Harvard researchers, using the iPhone to track people’s moods, have found a correlation between daydreaming and unhappiness. The app, aptly named “Track Your Happiness,” contacts iPhone users at random times during the day to ask how they’re feeling and what they are doing while answering these questions. Users have the option to decide when and how often they’ll be notified.
The researchers’ findings, published in the journal Science, were based on samples from 2,250 adults. Out of those surveyed, 58.8% were male, and 73.9% of them reside in the U.S. The mean age of those involved in the survey was 34. As DISCOVER reports, responders said they were daydreaming 46.9% of the time when the iPhone rang to check in on their thoughts. And those who said they were daydreaming were more likely to reveal that they were feeling unhappy.
That said, Jonathan Schooler, a psychology professor at the University of California, Santa Barbara, told The Boston Globe that the findings should not just be used to determine that a wandering mind is an unhappy one.
According to Schooler, mind-wandering is key for one’s problem solving abilities — and there is also evidence that it could be important for creativity.

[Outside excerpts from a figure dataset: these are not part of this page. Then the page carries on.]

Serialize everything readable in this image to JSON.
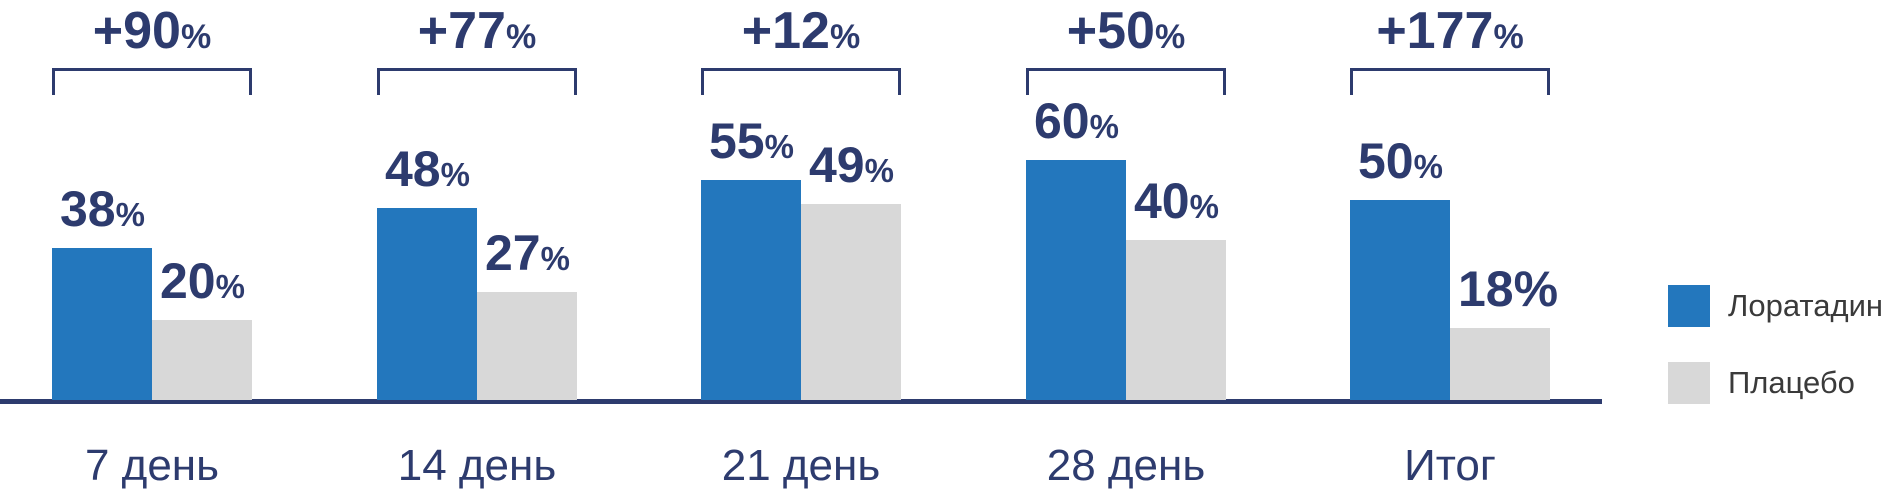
{
  "chart_data": {
    "type": "bar",
    "title": "",
    "categories": [
      "7 день",
      "14 день",
      "21 день",
      "28 день",
      "Итог"
    ],
    "series": [
      {
        "name": "Лоратадин",
        "color": "#2377BD",
        "values": [
          38,
          48,
          55,
          60,
          50
        ]
      },
      {
        "name": "Плацебо",
        "color": "#D8D8D8",
        "values": [
          20,
          27,
          49,
          40,
          18
        ]
      }
    ],
    "diff_labels": [
      "+90",
      "+77",
      "+12",
      "+50",
      "+177"
    ],
    "value_suffix": "%",
    "full_size_suffix_labels": [
      {
        "series": 1,
        "category": 4
      }
    ],
    "ylim": [
      0,
      62
    ],
    "grid": false,
    "legend_position": "right",
    "accent_navy": "#2D3B6E",
    "legend_text_color": "#3A3A3A"
  },
  "legend": {
    "items": [
      {
        "label": "Лоратадин",
        "color": "#2377BD"
      },
      {
        "label": "Плацебо",
        "color": "#D8D8D8"
      }
    ]
  }
}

As Schooler told the Globe, “Even if there are times when mind-wandering causes one to be unhappy, it doesn’t necessarily mean it’s not the thing that one should be doing.”
Meanwhile, “Track Your Happiness” is still out there, being used as a scientific tool to help researchers figure out the causes of one’s happiness. In order to take part in the study yourself, just visit TrackYourHappiness.org, where you’ll have to answer a few questions before becoming a participant.